The ashram underwent a major shift this week. The population went from over 80 people to under 40. While there were a lot of very dear friends that are now on the next stage of their life and no longer a daily presence in mine, the feeling here is really wonderful. It’s been a long summer. Sitting at the front desk, operating as the bridge between guests and their every request has been an extreme testament to my patience and energy levels. I made it though. As someone called it, I was the ‘ashram mother’ to them all and I know I am stronger for it.
Suddenly on Tuesday it was as if there was space to breath fully again. There were no course participants shopping in the bookstore, no long line-ups at meal times, and practically nobody at hatha and satsang. Plus it was rainy. The soft inwardness a cloudy drizzle inherently provides came at a most welcome time. I personally am feeling a deeper sense of camaraderie with those that remain yet at the same time am also feeling under the microscope. It’s as if my every move is on display even more than usual in this place that’s often described as a glass house: everyone always knows what’s going on with everyone else to some degree.

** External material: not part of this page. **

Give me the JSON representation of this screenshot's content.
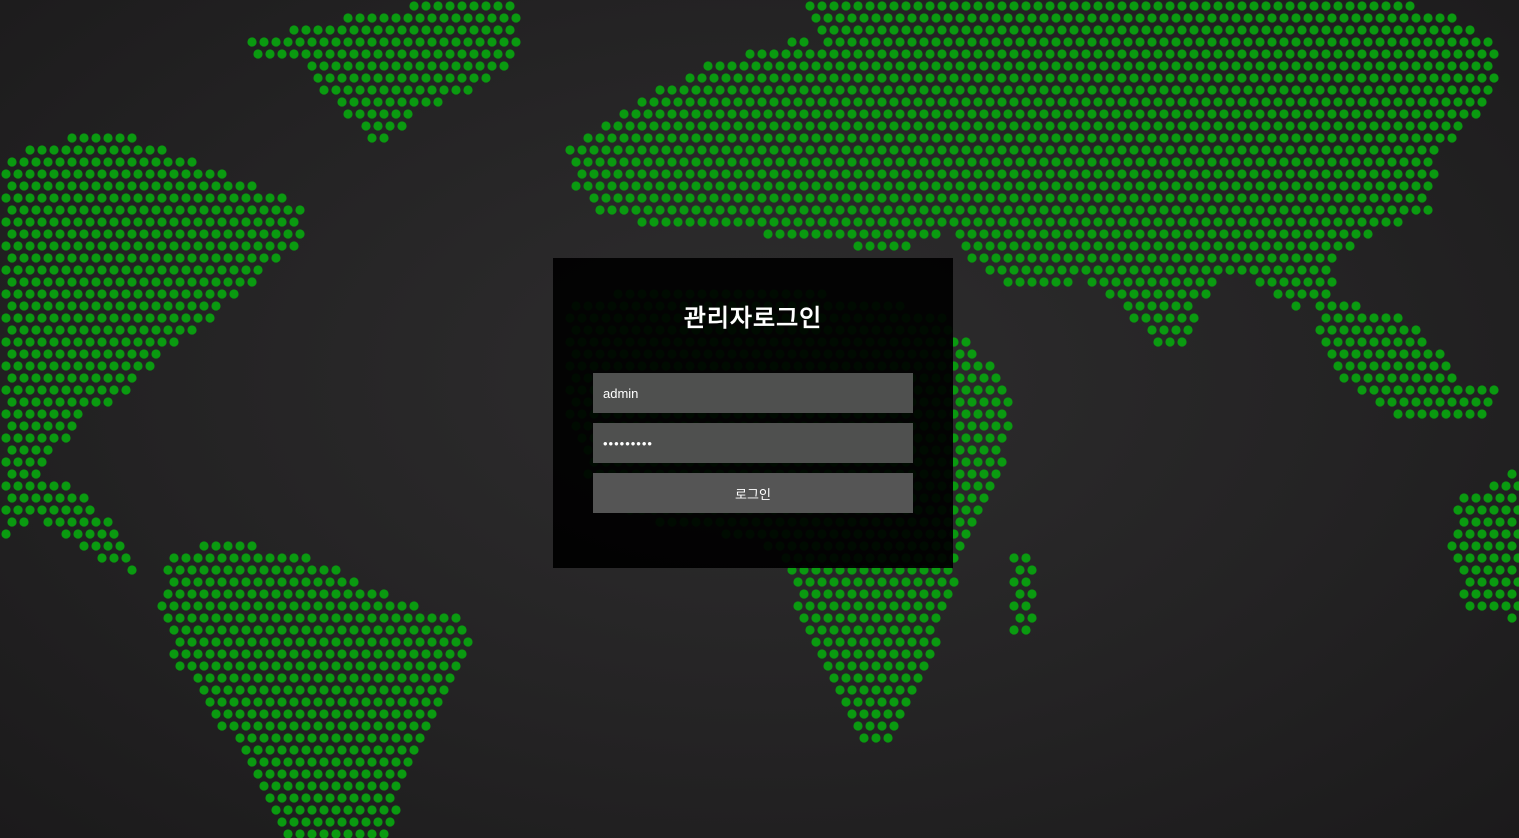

I’m learning to navigate in this new space that’s been opened up here. I’m excited about the fall season, excited about harvest and reaping the abundant harvest that is here. I’m excited about moving through another cycle of this season because it takes emphasis off of last year’s which is a stage in my life I’m happy to re-write, moving beyond it and not needing to think again of the depressive, anxiety ridden months of last September to December. I’m letting this feeling of contentment pervade my being so that even in times of process and facing old patterns I can stand tall and not worry about a fall.
One thought on “End of Summer”
Nice to hear from you Guen. It sounds like you have become one with your environment. And what a beautiful pear your make.